Judy Rauner founded the Center for Community Service–Learning (now known as the Mulvaney Center) at the University of San Diego in 1986 and served as its director until her retirement in 2002. This groundbreaking center changed the culture of learning at USD through its community service–learning programs. Programs at the center engaged students to volunteer for specific community needs by matching the skills and interests of the students with the needs of partner community organizations.
In 1995, Rauner began an innovative course–based service–learning program at USD. Today there are over eighty courses from departments throughout the university that incorporate a relevant service learning component into their classroom studies. Students reflect on their service work in the community as a part of their curricula, and many have credited the program for creating personally transformational experiences while providing valuable services to their community.
While developing and directing the Service–Learning program, Judy Rauner obtained a doctorate in Educational Leadership at USD. Her dissertation, “The Impact of Community Service Learning on Student Development, as Perceived by Student Leaders,” was in support of her work at the Center for Community Service–Learning.

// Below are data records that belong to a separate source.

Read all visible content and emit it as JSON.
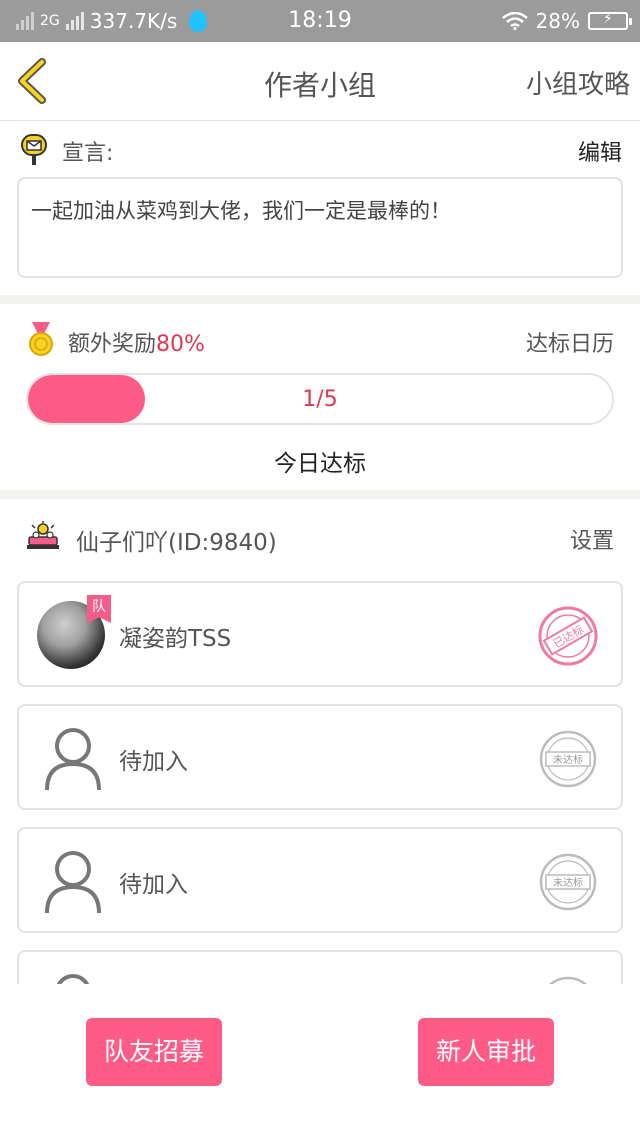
{
  "status_bar": {
    "network_type": "2G",
    "speed": "337.7K/s",
    "time": "18:19",
    "battery": "28%"
  },
  "nav": {
    "title": "作者小组",
    "guide": "小组攻略"
  },
  "manifesto": {
    "label": "宣言:",
    "edit": "编辑",
    "text": "一起加油从菜鸡到大佬，我们一定是最棒的！"
  },
  "reward": {
    "label": "额外奖励",
    "percent": "80%",
    "calendar": "达标日历",
    "progress_text": "1/5",
    "progress_fraction": 0.2,
    "today_label": "今日达标"
  },
  "team": {
    "name": "仙子们吖(ID:9840)",
    "settings": "设置",
    "captain_badge": "队",
    "members": [
      {
        "name": "凝姿韵TSS",
        "status": "已达标"
      },
      {
        "name": "待加入",
        "status": "未达标"
      },
      {
        "name": "待加入",
        "status": "未达标"
      },
      {
        "name": "",
        "status": ""
      }
    ]
  },
  "buttons": {
    "recruit": "队友招募",
    "approve": "新人审批"
  },
  "colors": {
    "accent": "#fe5c86",
    "highlight": "#e0384f",
    "status_bar": "#9b9b9b"
  }
}
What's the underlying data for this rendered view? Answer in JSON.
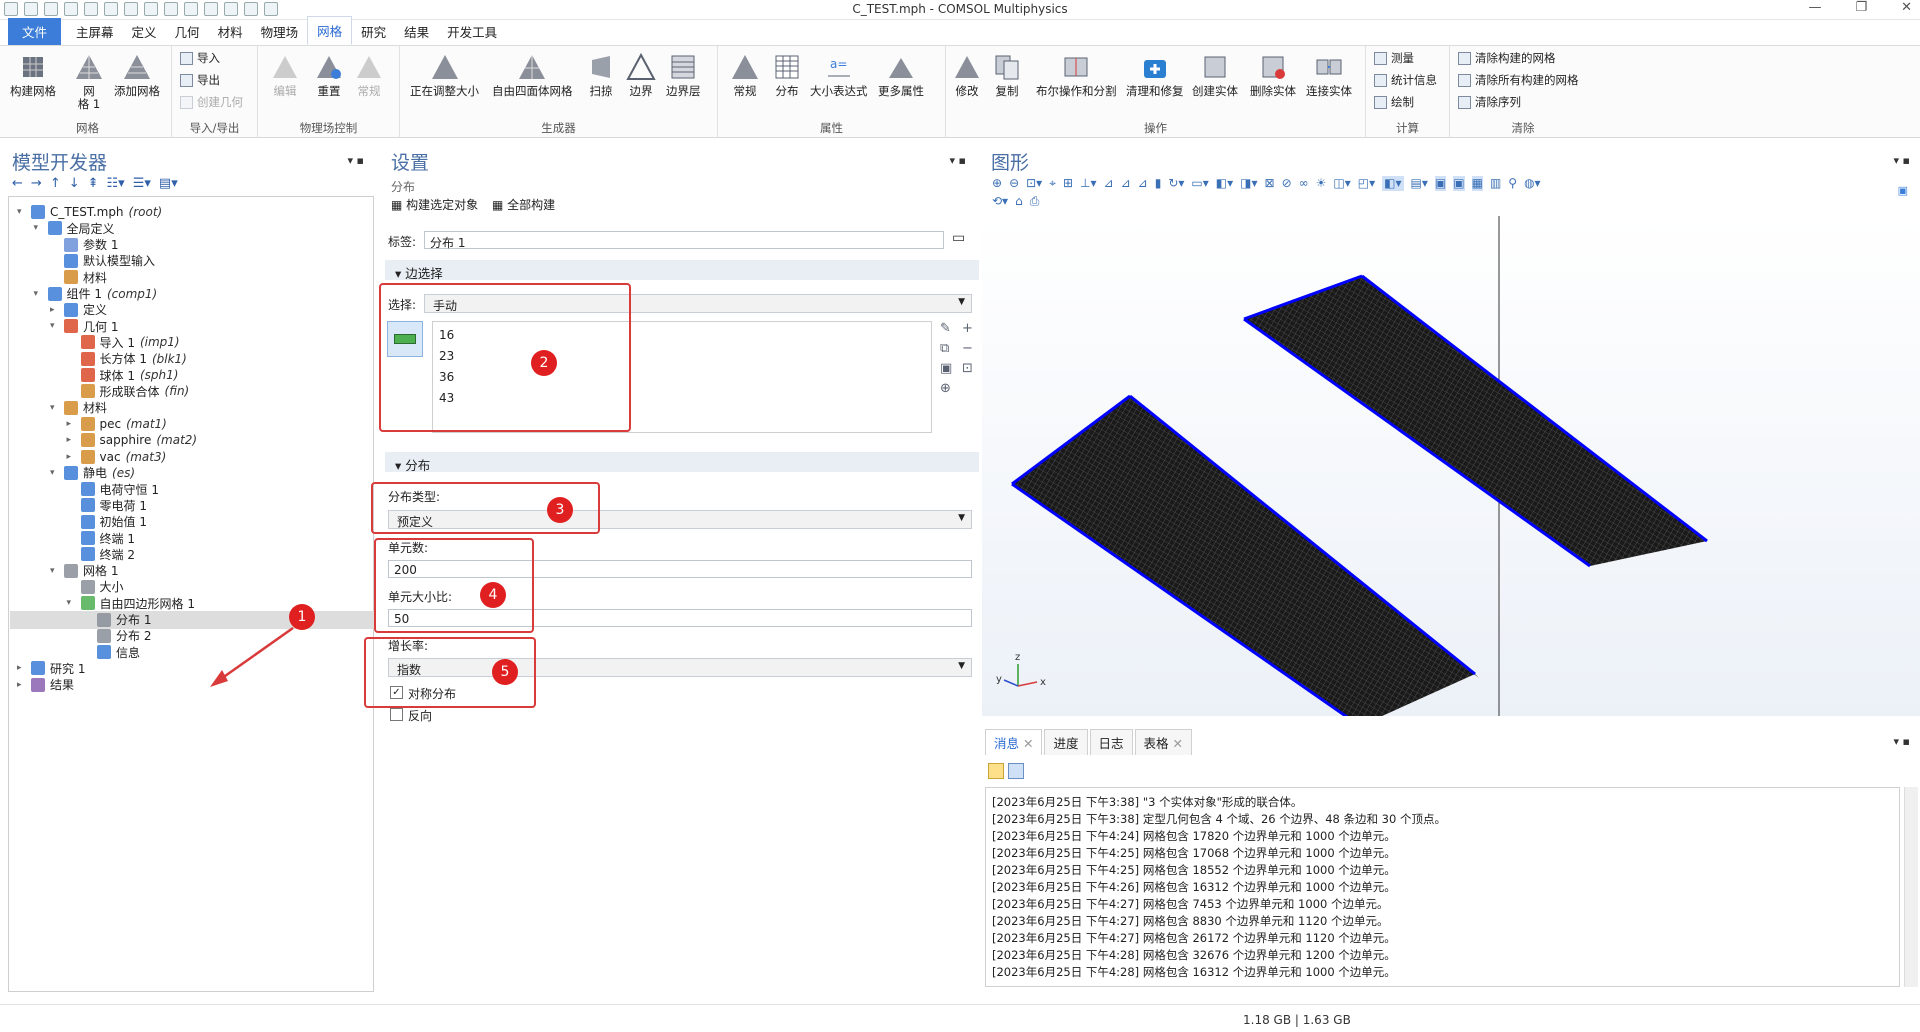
{
  "window": {
    "title": "C_TEST.mph - COMSOL Multiphysics"
  },
  "menu": [
    "文件",
    "主屏幕",
    "定义",
    "几何",
    "材料",
    "物理场",
    "网格",
    "研究",
    "结果",
    "开发工具"
  ],
  "ribbon": {
    "mesh_group": {
      "build_mesh": "构建网格",
      "mesh1": "网\n格 1",
      "add_mesh": "添加网格",
      "label": "网格"
    },
    "import_group": {
      "import": "导入",
      "export": "导出",
      "create_geom": "创建几何",
      "label": "导入/导出"
    },
    "physics_group": {
      "edit": "编辑",
      "reset": "重置",
      "normal": "常规",
      "label": "物理场控制"
    },
    "generator_group": {
      "adjust": "正在调整大小",
      "free_tet": "自由四面体网格",
      "sweep": "扫掠",
      "boundary": "边界",
      "boundary_layer": "边界层",
      "label": "生成器"
    },
    "attributes_group": {
      "normal": "常规",
      "distribution": "分布",
      "size_expr": "大小表达式",
      "more": "更多属性",
      "label": "属性"
    },
    "operations_group": {
      "modify": "修改",
      "copy": "复制",
      "boolean": "布尔操作和分割",
      "cleanup": "清理和修复",
      "create_entity": "创建实体",
      "delete_entity": "删除实体",
      "connect_entity": "连接实体",
      "label": "操作"
    },
    "compute_group": {
      "measure": "测量",
      "stats": "统计信息",
      "plot": "绘制",
      "label": "计算"
    },
    "clear_group": {
      "clear_built": "清除构建的网格",
      "clear_all": "清除所有构建的网格",
      "clear_seq": "清除序列",
      "label": "清除"
    }
  },
  "model_builder": {
    "title": "模型开发器",
    "tree": [
      {
        "label": "C_TEST.mph",
        "tag": "(root)"
      },
      {
        "label": "全局定义",
        "tag": ""
      },
      {
        "label": "参数 1",
        "tag": ""
      },
      {
        "label": "默认模型输入",
        "tag": ""
      },
      {
        "label": "材料",
        "tag": ""
      },
      {
        "label": "组件 1",
        "tag": "(comp1)"
      },
      {
        "label": "定义",
        "tag": ""
      },
      {
        "label": "几何 1",
        "tag": ""
      },
      {
        "label": "导入 1",
        "tag": "(imp1)"
      },
      {
        "label": "长方体 1",
        "tag": "(blk1)"
      },
      {
        "label": "球体 1",
        "tag": "(sph1)"
      },
      {
        "label": "形成联合体",
        "tag": "(fin)"
      },
      {
        "label": "材料",
        "tag": ""
      },
      {
        "label": "pec",
        "tag": "(mat1)"
      },
      {
        "label": "sapphire",
        "tag": "(mat2)"
      },
      {
        "label": "vac",
        "tag": "(mat3)"
      },
      {
        "label": "静电",
        "tag": "(es)"
      },
      {
        "label": "电荷守恒 1",
        "tag": ""
      },
      {
        "label": "零电荷 1",
        "tag": ""
      },
      {
        "label": "初始值 1",
        "tag": ""
      },
      {
        "label": "终端 1",
        "tag": ""
      },
      {
        "label": "终端 2",
        "tag": ""
      },
      {
        "label": "网格 1",
        "tag": ""
      },
      {
        "label": "大小",
        "tag": ""
      },
      {
        "label": "自由四边形网格 1",
        "tag": ""
      },
      {
        "label": "分布 1",
        "tag": ""
      },
      {
        "label": "分布 2",
        "tag": ""
      },
      {
        "label": "信息",
        "tag": ""
      },
      {
        "label": "研究 1",
        "tag": ""
      },
      {
        "label": "结果",
        "tag": ""
      }
    ]
  },
  "settings": {
    "title": "设置",
    "subtitle": "分布",
    "build_selected": "构建选定对象",
    "build_all": "全部构建",
    "label_caption": "标签:",
    "label_value": "分布 1",
    "edge_section": "边选择",
    "selection_caption": "选择:",
    "selection_value": "手动",
    "edges": [
      "16",
      "23",
      "36",
      "43"
    ],
    "dist_section": "分布",
    "dist_type_caption": "分布类型:",
    "dist_type_value": "预定义",
    "elements_caption": "单元数:",
    "elements_value": "200",
    "ratio_caption": "单元大小比:",
    "ratio_value": "50",
    "growth_caption": "增长率:",
    "growth_value": "指数",
    "symmetric": "对称分布",
    "reverse": "反向",
    "symmetric_checked": true,
    "reverse_checked": false
  },
  "badges": [
    "1",
    "2",
    "3",
    "4",
    "5"
  ],
  "graphics": {
    "title": "图形",
    "axis_x": "x",
    "axis_y": "y",
    "axis_z": "z"
  },
  "messages": {
    "tabs": [
      "消息",
      "进度",
      "日志",
      "表格"
    ],
    "lines": [
      "[2023年6月25日 下午3:38] \"3 个实体对象\"形成的联合体。",
      "[2023年6月25日 下午3:38] 定型几何包含 4 个域、26 个边界、48 条边和 30 个顶点。",
      "[2023年6月25日 下午4:24] 网格包含 17820 个边界单元和 1000 个边单元。",
      "[2023年6月25日 下午4:25] 网格包含 17068 个边界单元和 1000 个边单元。",
      "[2023年6月25日 下午4:25] 网格包含 18552 个边界单元和 1000 个边单元。",
      "[2023年6月25日 下午4:26] 网格包含 16312 个边界单元和 1000 个边单元。",
      "[2023年6月25日 下午4:27] 网格包含 7453 个边界单元和 1000 个边单元。",
      "[2023年6月25日 下午4:27] 网格包含 8830 个边界单元和 1120 个边单元。",
      "[2023年6月25日 下午4:27] 网格包含 26172 个边界单元和 1120 个边单元。",
      "[2023年6月25日 下午4:28] 网格包含 32676 个边界单元和 1200 个边单元。",
      "[2023年6月25日 下午4:28] 网格包含 16312 个边界单元和 1000 个边单元。"
    ]
  },
  "status": {
    "memory": "1.18 GB | 1.63 GB"
  },
  "colors": {
    "accent": "#3b7dd8",
    "annotation": "#d93a3a",
    "mesh_edge": "#0000ff"
  }
}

Rauner created the Linda Vista Collaborative with USD's community, generating many grants that benefited the university’s neighbors. Her participation in research on partnerships, reflection and student leadership led to a number of publications, including an article on how to structure a community service-learning center at a university. For years she has been an acclaimed and beloved friend of both the Linda Vista Community and USD.

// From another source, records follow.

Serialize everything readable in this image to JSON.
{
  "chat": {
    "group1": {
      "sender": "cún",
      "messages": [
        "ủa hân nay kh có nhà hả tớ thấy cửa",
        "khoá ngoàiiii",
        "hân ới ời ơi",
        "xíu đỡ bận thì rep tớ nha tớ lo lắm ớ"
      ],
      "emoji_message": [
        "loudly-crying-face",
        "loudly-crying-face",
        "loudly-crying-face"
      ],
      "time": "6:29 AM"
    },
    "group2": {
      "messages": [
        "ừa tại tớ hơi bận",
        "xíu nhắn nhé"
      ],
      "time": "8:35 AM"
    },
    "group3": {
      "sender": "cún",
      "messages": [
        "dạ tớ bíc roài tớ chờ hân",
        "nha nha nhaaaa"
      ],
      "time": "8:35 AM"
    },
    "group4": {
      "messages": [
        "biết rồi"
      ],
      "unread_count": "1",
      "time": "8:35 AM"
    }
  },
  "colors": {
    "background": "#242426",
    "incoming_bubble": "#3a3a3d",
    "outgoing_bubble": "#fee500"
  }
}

Mother Theresa of Calcutta visited San Diego in 1988 and spoke at USD during the first years of the Center for Community Service–Learning. Judy presented Mother Theresa with a “Gift of Service,” on behalf of the university and dedicated the first 125,000 hours of USD community service to her. Twenty years later, in October of 2008, USD presented Judy Rauner with a new “Gift of Service” at the annual Dr. Judy Rauner Lecture. This award referenced the early years of service–learning at USD by including a photograph of Judy with Mother Theresa. This Gift of Service commemorated over two million hours of community service generated by the program founded by Judy Rauner.
Rauner was widely recognized for her work. In 2001 California Campus Compact honored her with the Richard E. Cone Award. In 2002, she received the Arthur E. Hughes Career Achievement Award from the USD School of Leadership and Education Sciences. In 2002, she received the Sister Sally Furay RSCJ Service Award.
Judy Rauner’s leadership abilities and enthusiasm about volunteering started at a very young age. She grew up with limited resources in Council Bluffs, Iowa, and on a small family farm. During the “Great Flood” of the Missouri River in 1952, she volunteered with the Red Cross in what she recalled as a transformative experience that helped lead her into a life of service.
In her youth Judy excelled in extra curricular activities, including theater, sports, and student leadership, interests that would remain with her throughout her life. She maintained an academic curiosity especially on topics of spirituality, American history, art and genealogy. As a young woman she researched and explored historical sites near her home, and she deeply investigated her spiritual life. Judy was also an athlete: she figure skated, played ice hockey, and worked as a lifeguard. Judy remained an athletic walker and swimmer throughout her life. She had a circle of close friends who accompanied her for decades on energetic walks through her Kensington neighborhood in San Diego.
Judy was the first in her family to attend college, working her way through college with the help of scholarships and graduated from the University of Iowa in 1959 with a degree in English and Speech. She met her future husband, Thomas Rauner, while giving a tour to a group of medical students when she worked at the psychiatric ward of Saint Joseph”s Hospital in Omaha, Nebraska. They were married in 1963 and moved to San Diego where Dr. Thomas Rauner began his practice and they raised their four children.
Judy brought her Midwestern hospitality with her to California. She was famous for taking people into her home, “adopting” friends of friends and providing housing and especially food for many throughout her life. Judy and her family sponsored a family of Vietnamese refugees who arrived at their parish at the end of the Vietnam war. Judy’s caring, maternal drive was with her since her teenage years on her family’s farm when she nurtured a broken mare back to health and took care of a pet raccoon. She cared for and loved both humans and animals. While coordinating USD volunteers at the Viejas Reservation in the late 1980s, a young girl from the reservation called Judy “Everybody’s Mother.” Many of her former USD students and colleagues speak lovingly of the profound impact of both Judy’s support and mentoring.
Above all things, Judy was an extraordinary mother and grandmother. She was a deeply loving presence in the lives of all of her children and grandchildren. Judy gave herself completely to both career and family. She was a constant support and loving champion for each member of her family.